Prenant la parole après le Maire de Boma, Mbutuyibi Kuakula Senghor, l'Inspecteur Général de l'EPST, Jacques Odia Musungayi a peint un tableau peu reluisant du corps inspectoral du Kongo-Central qui n'est pas présentable au point où l'on a trouvé dans une école un Chef d'établissement, Médecin de son état, qui est Préfet des études.
Jacques Odia a aussi déploré la situation non viable des infrastructures scolaires, la fusion des classes dont les élèves sont de différentes filières, manque des rapports des Inspecteurs, déficit d'équipements et matériels scolaires ou didactiques, la sous qualification des enseignants.
Face à toutes ces difficultés, Jacques Odia, s'adressant au ministre a indiqué que "La stratégie face à tout ce tableau peint reste entre vos mains. Voilà pourquoi je vous remets la parole pour nous entretenir''.
Prenant la parole en dernier lieu, le ministre Tony Mwaba Kazadi a rappelé le périple qui l'a conduit au Grand Kasaï, Grand Équateur en passant par Kinshasa avant de venir au Kongo Central dans sa thématique :"Le réveil de la trilogie inspectorale'', étant donné que cette année scolaire a été dédiée à l'Inspection scolaire.
''J'ai tenu seul à présider cette séance, parce que le réveil du sommeil dans la vie d'un homme, c'est une seule fois. Et lorsque quelqu'un resterait en sommeil après cette campagne de réveil, nous le mettrons dans le cercueil et le conduirons au cimetière qui signifie soit la retraite ou la révocation'', a déclaré le ministre Tony Mwaba Kazadi ,avant d'entrer dans l'exégèse pour expliquer ce que dit la loi au sujet de l'Inspection scolaire qui est ''le bras séculier du Ministre''. Cela veut dire, a-t-il expliqué, qu'il s'agit du reflet et de l'image du ministre, a-t-il démontré.

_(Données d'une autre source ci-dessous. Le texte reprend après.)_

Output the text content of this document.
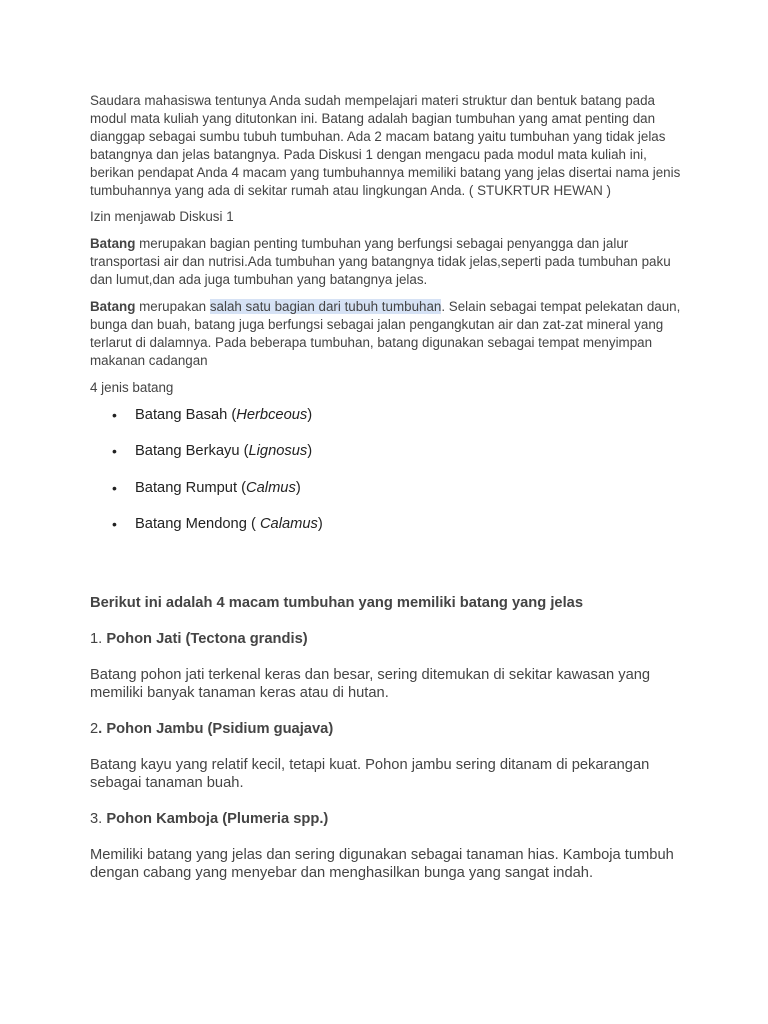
Saudara mahasiswa tentunya Anda sudah mempelajari materi struktur dan bentuk batang pada modul mata kuliah yang ditutonkan ini. Batang adalah bagian tumbuhan yang amat penting dan dianggap sebagai sumbu tubuh tumbuhan. Ada 2 macam batang yaitu tumbuhan yang tidak jelas batangnya dan jelas batangnya. Pada Diskusi 1 dengan mengacu pada modul mata kuliah ini, berikan pendapat Anda 4 macam yang tumbuhannya memiliki batang yang jelas disertai nama jenis tumbuhannya yang ada di sekitar rumah atau lingkungan Anda. ( STUKRTUR HEWAN )

Izin menjawab Diskusi 1

Batang merupakan bagian penting tumbuhan yang berfungsi sebagai penyangga dan jalur transportasi air dan nutrisi.Ada tumbuhan yang batangnya tidak jelas,seperti pada tumbuhan paku dan lumut,dan ada juga tumbuhan yang batangnya jelas.

Batang merupakan salah satu bagian dari tubuh tumbuhan. Selain sebagai tempat pelekatan daun, bunga dan buah, batang juga berfungsi sebagai jalan pengangkutan air dan zat-zat mineral yang terlarut di dalamnya. Pada beberapa tumbuhan, batang digunakan sebagai tempat menyimpan makanan cadangan

4 jenis batang

• Batang Basah (Herbceous)
• Batang Berkayu (Lignosus)
• Batang Rumput (Calmus)
• Batang Mendong ( Calamus)

Berikut ini adalah 4 macam tumbuhan yang memiliki batang yang jelas

1. Pohon Jati (Tectona grandis)

Batang pohon jati terkenal keras dan besar, sering ditemukan di sekitar kawasan yang memiliki banyak tanaman keras atau di hutan.

2. Pohon Jambu (Psidium guajava)

Batang kayu yang relatif kecil, tetapi kuat. Pohon jambu sering ditanam di pekarangan sebagai tanaman buah.

3. Pohon Kamboja (Plumeria spp.)

Memiliki batang yang jelas dan sering digunakan sebagai tanaman hias. Kamboja tumbuh dengan cabang yang menyebar dan menghasilkan bunga yang sangat indah.
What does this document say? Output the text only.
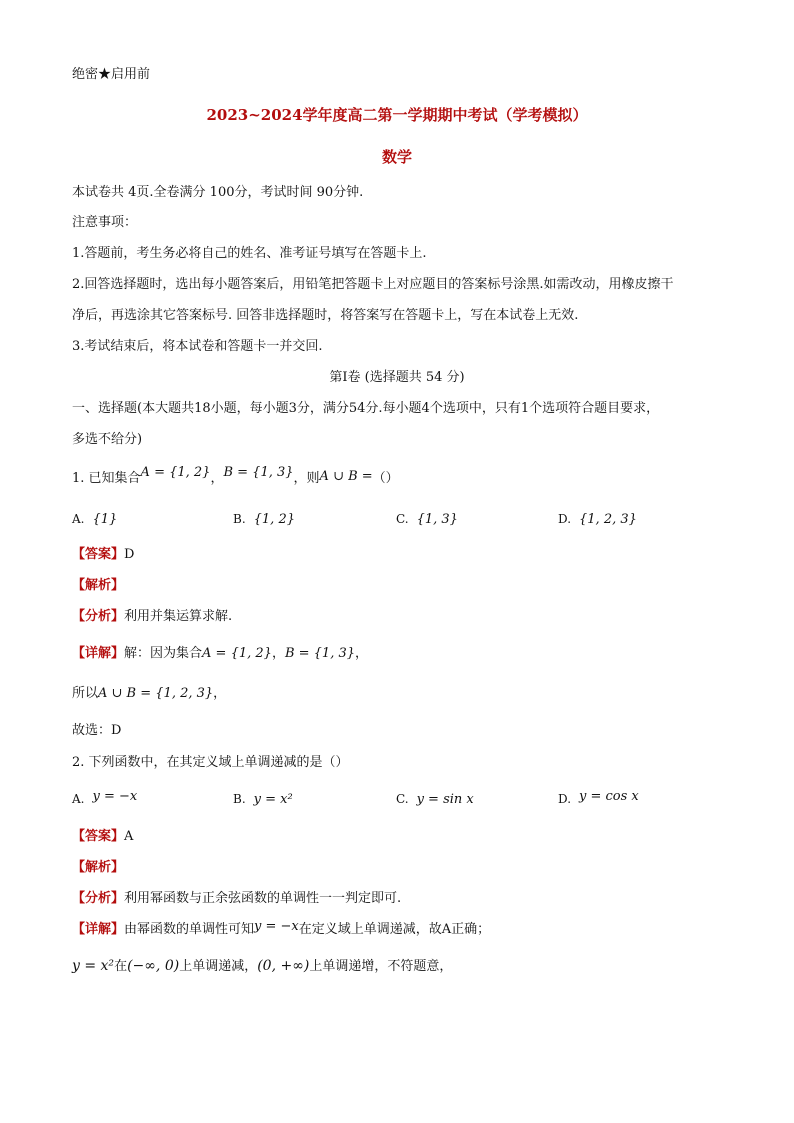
绝密★启用前
2023~2024学年度高二第一学期期中考试（学考模拟）
数学
本试卷共 4页.全卷满分 100分，考试时间 90分钟.
注意事项：
1.答题前，考生务必将自己的姓名、准考证号填写在答题卡上.
2.回答选择题时，选出每小题答案后，用铅笔把答题卡上对应题目的答案标号涂黑.如需改动，用橡皮擦干
净后，再选涂其它答案标号. 回答非选择题时，将答案写在答题卡上，写在本试卷上无效.
3.考试结束后，将本试卷和答题卡一并交回.
第Ⅰ卷 (选择题共 54 分)
一、选择题(本大题共18小题，每小题3分，满分54分.每小题4个选项中，只有1个选项符合题目要求，
多选不给分)
1. 已知集合A = {1, 2}，B = {1, 3}，则A ∪ B =（）
A. {1}	B. {1, 2}	C. {1, 3}	D. {1, 2, 3}
【答案】D
【解析】
【分析】利用并集运算求解.
【详解】解：因为集合A = {1, 2}，B = {1, 3}，
所以A ∪ B = {1, 2, 3}，
故选：D
2. 下列函数中，在其定义域上单调递减的是（）
A. y = −x	B. y = x²	C. y = sin x	D. y = cos x
【答案】A
【解析】
【分析】利用幂函数与正余弦函数的单调性一一判定即可.
【详解】由幂函数的单调性可知y = −x在定义域上单调递减，故A正确；
y = x²在(−∞, 0)上单调递减，(0, +∞)上单调递增，不符题意，
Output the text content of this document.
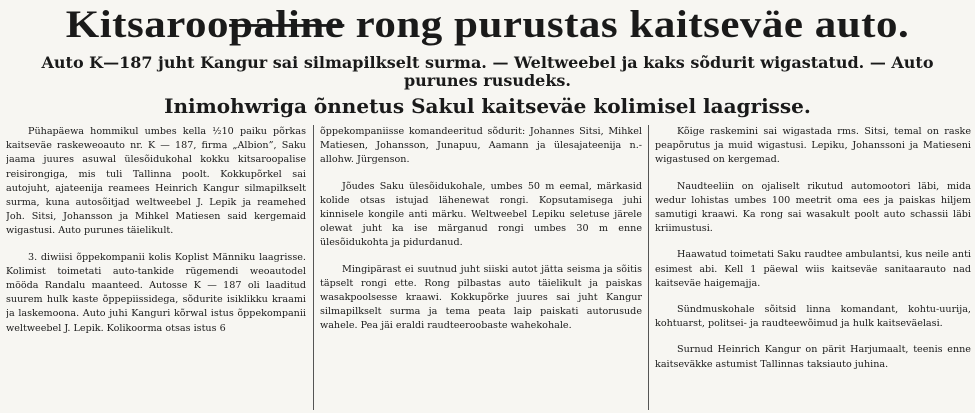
Kitsaroopaline rong purustas kaitseväe auto.
Auto K—187 juht Kangur sai silmapilkselt surma. — Weltweebel ja kaks sõdurit wigastatud. — Auto purunes rusudeks.
Inimohwriga õnnetus Sakul kaitseväe kolimisel laagrisse.

Pühapäewa hommikul umbes kella ½10 paiku põrkas kaitseväe raskeweoauto nr. K — 187, firma „Albion”, Saku jaama juures asuwal ülesõidukohal kokku kitsaroopalise reisirongiga, mis tuli Tallinna poolt. Kokkupõrkel sai autojuht, ajateenija reamees Heinrich Kangur silmapilkselt surma, kuna autosõitjad weltweebel J. Lepik ja reamehed Joh. Sitsi, Johansson ja Mihkel Matiesen said kergemaid wigastusi. Auto purunes täielikult.

3. diwiisi õppekompanii kolis Koplist Männiku laagrisse. Kolimist toimetati auto-tankide rügemendi weoautodel mööda Randalu maanteed. Autosse K — 187 oli laaditud suurem hulk kaste õppepiissidega, sõdurite isiklikku kraami ja laskemoona. Auto juhi Kanguri kõrwal istus õppekompanii weltweebel J. Lepik. Kolikoorma otsas istus 6

õppekompaniisse komandeeritud sõdurit: Johannes Sitsi, Mihkel Matiesen, Johansson, Junapuu, Aamann ja ülesajateenija n.-allohw. Jürgenson.

Jõudes Saku ülesõidukohale, umbes 50 m eemal, märkasid kolide otsas istujad lähenewat rongi. Kopsutamisega juhi kinnisele kongile anti märku. Weltweebel Lepiku seletuse järele olewat juht ka ise märganud rongi umbes 30 m enne ülesõidukohta ja pidurdanud.

Mingipärast ei suutnud juht siiski autot jätta seisma ja sõitis täpselt rongi ette. Rong pilbastas auto täielikult ja paiskas wasakpoolsesse kraawi. Kokkupõrke juures sai juht Kangur silmapilkselt surma ja tema peata laip paiskati autorusude wahele. Pea jäi eraldi raudteeroobaste wahekohale.

Kõige raskemini sai wigastada rms. Sitsi, temal on raske peapõrutus ja muid wigastusi. Lepiku, Johanssoni ja Matieseni wigastused on kergemad.

Naudteeliin on ojaliselt rikutud automootori läbi, mida wedur lohistas umbes 100 meetrit oma ees ja paiskas hiljem samutigi kraawi. Ka rong sai wasakult poolt auto schassii läbi kriimustusi.

Haawatud toimetati Saku raudtee ambulantsi, kus neile anti esimest abi. Kell 1 päewal wiis kaitseväe sanitaarauto nad kaitseväe haigemajja.

Sündmuskohale sõitsid linna komandant, kohtu-uurija, kohtuarst, politsei- ja raudteewõimud ja hulk kaitseväelasi.

Surnud Heinrich Kangur on pärit Harjumaalt, teenis enne kaitseväkke astumist Tallinnas taksiauto juhina.
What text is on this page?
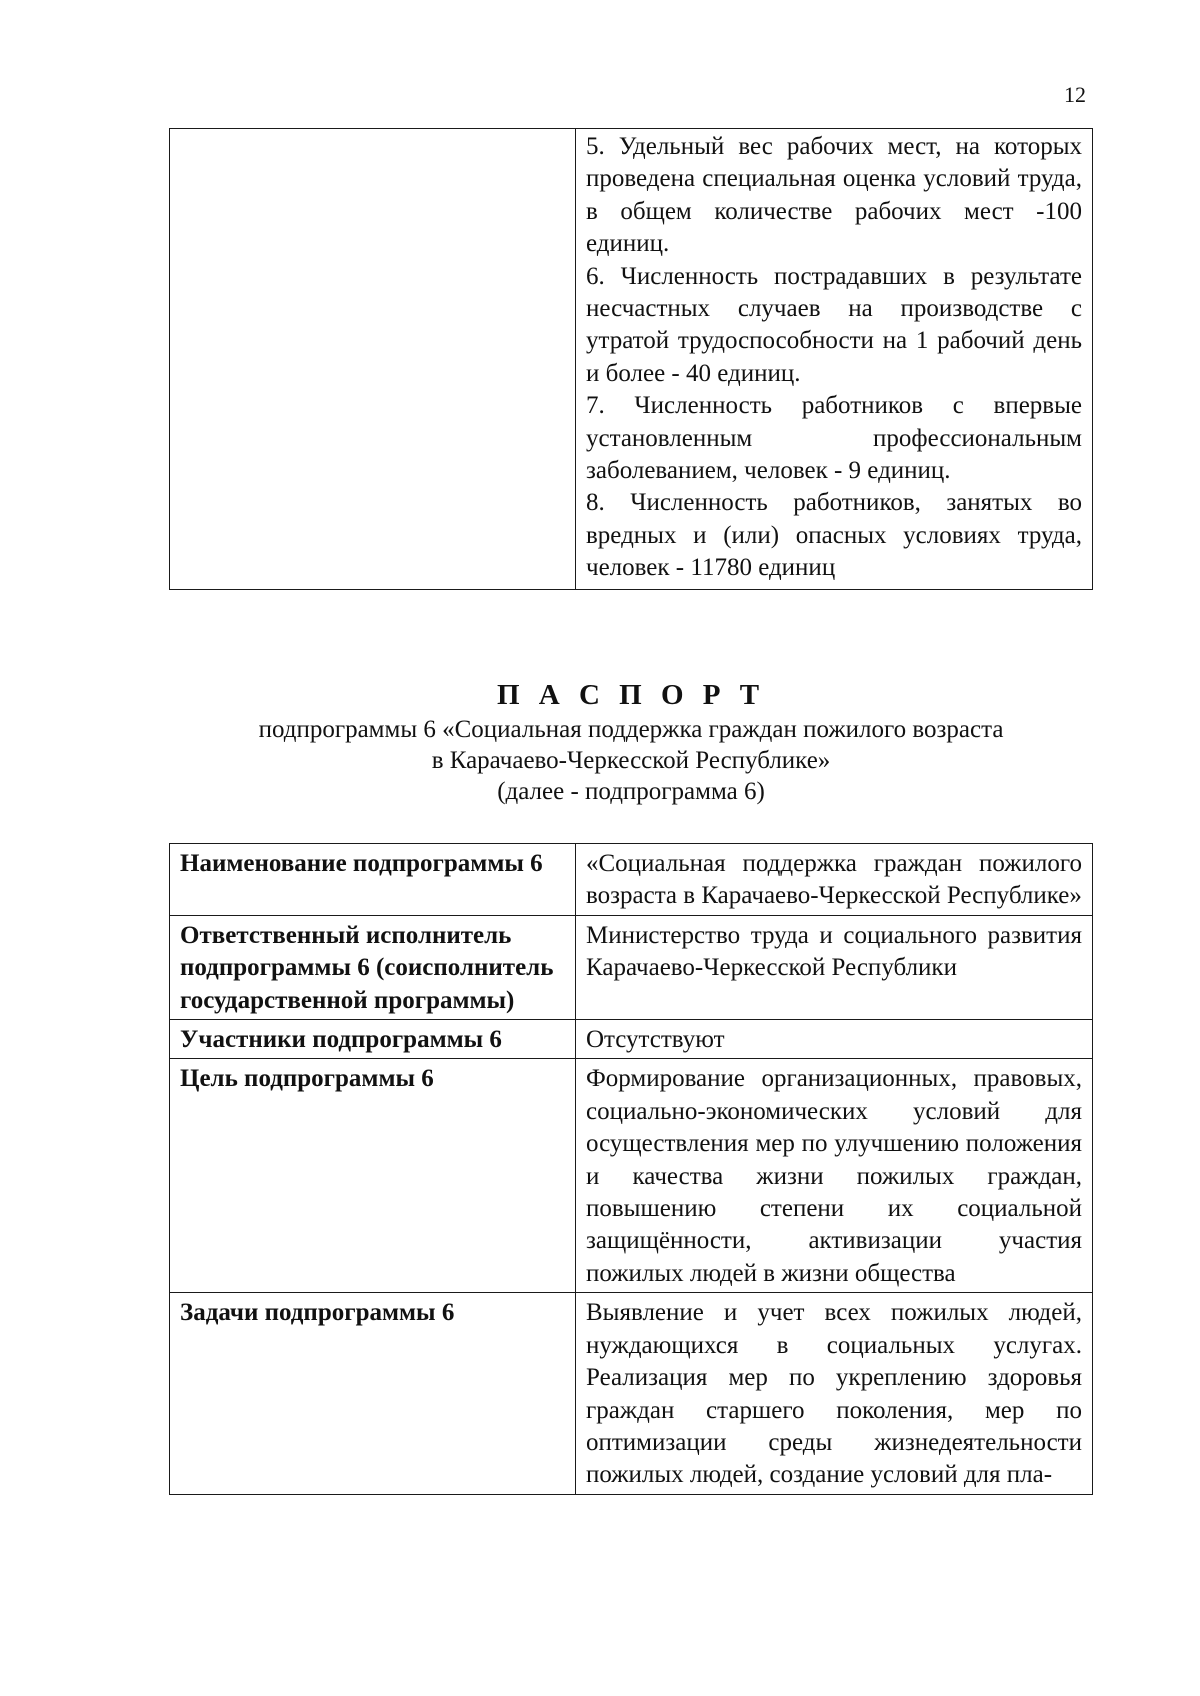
12

5. Удельный вес рабочих мест, на которых проведена специальная оценка условий труда, в общем количестве рабочих мест -100 единиц.
6. Численность пострадавших в результате несчастных случаев на производстве с утратой трудоспособности на 1 рабочий день и более - 40 единиц.
7. Численность работников с впервые установленным профессиональным заболеванием, человек - 9 единиц.
8. Численность работников, занятых во вредных и (или) опасных условиях труда, человек - 11780 единиц
П А С П О Р Т
подпрограммы 6 «Социальная поддержка граждан пожилого возраста
в Карачаево-Черкесской Республике»
(далее - подпрограмма 6)
Наименование подпрограммы 6	«Социальная поддержка граждан пожилого возраста в Карачаево-Черкесской Республике»
Ответственный исполнитель подпрограммы 6 (соисполнитель государственной программы)	Министерство труда и социального развития Карачаево-Черкесской Республики
Участники подпрограммы 6	Отсутствуют
Цель подпрограммы 6	Формирование организационных, правовых, социально-экономических условий для осуществления мер по улучшению положения и качества жизни пожилых граждан, повышению степени их социальной защищённости, активизации участия пожилых людей в жизни общества
Задачи подпрограммы 6	Выявление и учет всех пожилых людей, нуждающихся в социальных услугах. Реализация мер по укреплению здоровья граждан старшего поколения, мер по оптимизации среды жизнедеятельности пожилых людей, создание условий для пла-
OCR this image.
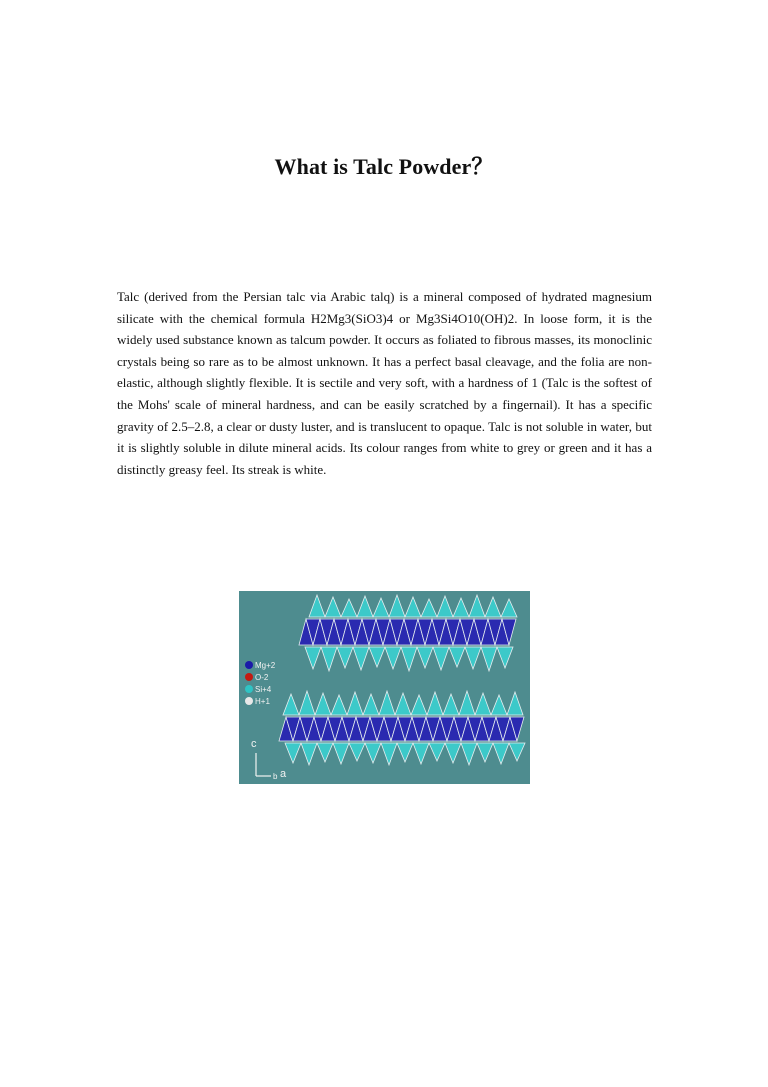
What is Talc Powder？

Talc (derived from the Persian talc via Arabic talq) is a mineral composed of hydrated magnesium silicate with the chemical formula H2Mg3(SiO3)4 or Mg3Si4O10(OH)2. In loose form, it is the widely used substance known as talcum powder. It occurs as foliated to fibrous masses, its monoclinic crystals being so rare as to be almost unknown. It has a perfect basal cleavage, and the folia are non-elastic, although slightly flexible. It is sectile and very soft, with a hardness of 1 (Talc is the softest of the Mohs' scale of mineral hardness, and can be easily scratched by a fingernail). It has a specific gravity of 2.5–2.8, a clear or dusty luster, and is translucent to opaque. Talc is not soluble in water, but it is slightly soluble in dilute mineral acids. Its colour ranges from white to grey or green and it has a distinctly greasy feel. Its streak is white.

Mg+2
O-2
Si+4
H+1
c
b a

C'est là qu'il est revenu sur la gratuité de l'enseignement primaire qui n'est pas comprise par certaines personnes, voire les intellectuels.
"Beaucoup confondent la gratuité de l'enseignement primaire avec les conditions d'apprentissages ou socioprofessionnelles des enseignants", a indiqué Tony Mwaba Kazadi.
Et d'ajouter : " La gratuité veut dire, la suppression de tous les frais payés jadis par les parents pour la scolarité de leurs enfants au cycle primaire dans les établissements scolaires publics".
À côté de la gratuité, il y a la problématique de la qualité de l'enseignement. Et pour y veiller, le ministre de l'EPST ne dispose que d'un seul instrument. Il s'agit de l'Inspection scolaire qui a une triple mission: Former, contrôler et évaluer, a insisté Tony Mwaba Kazadi.
Pour lui, cette mission n'est pas remplie par les Inspecteurs scolaires. Pour preuves, a-t-il démontré :"Il suffit de voir comment les enseignants qui viennent manifester au Cabinet, de quelle manière ils s'expriment, a déploré Tony Mwaba Kazadi qui a du mal à trouver un enseignant capable de tenir dans un débat pendant plus de 2 minutes pour se rabattre en lingala.
De même, a-t-il ajouté, il faut regarder le niveau des finalistes qui sortent des humanités dont l'expression en français laisse à désirer. Pour le patron de l'EPST, c'est le produit du travail de l'Inspection qui n'est pas à l'oeuvre, a fustigé le n°1 de l'EPST.
"Pour compter sur la qualité de l'enseignement, il faut que l'on ait le programme à jour, le contrôle. C'est ce qui arrivait dans le temps avec les anciens Inspecteurs, lors de leurs descentes dans les salles de classe, faisaient trembler les enseignants qui éprouvaient de la panique, une fois contrôlés par quelqu'un qui n'avait que son papier et et son stylo", a rappelé le ministre de l'EPST Tony Mwaba Kazadi.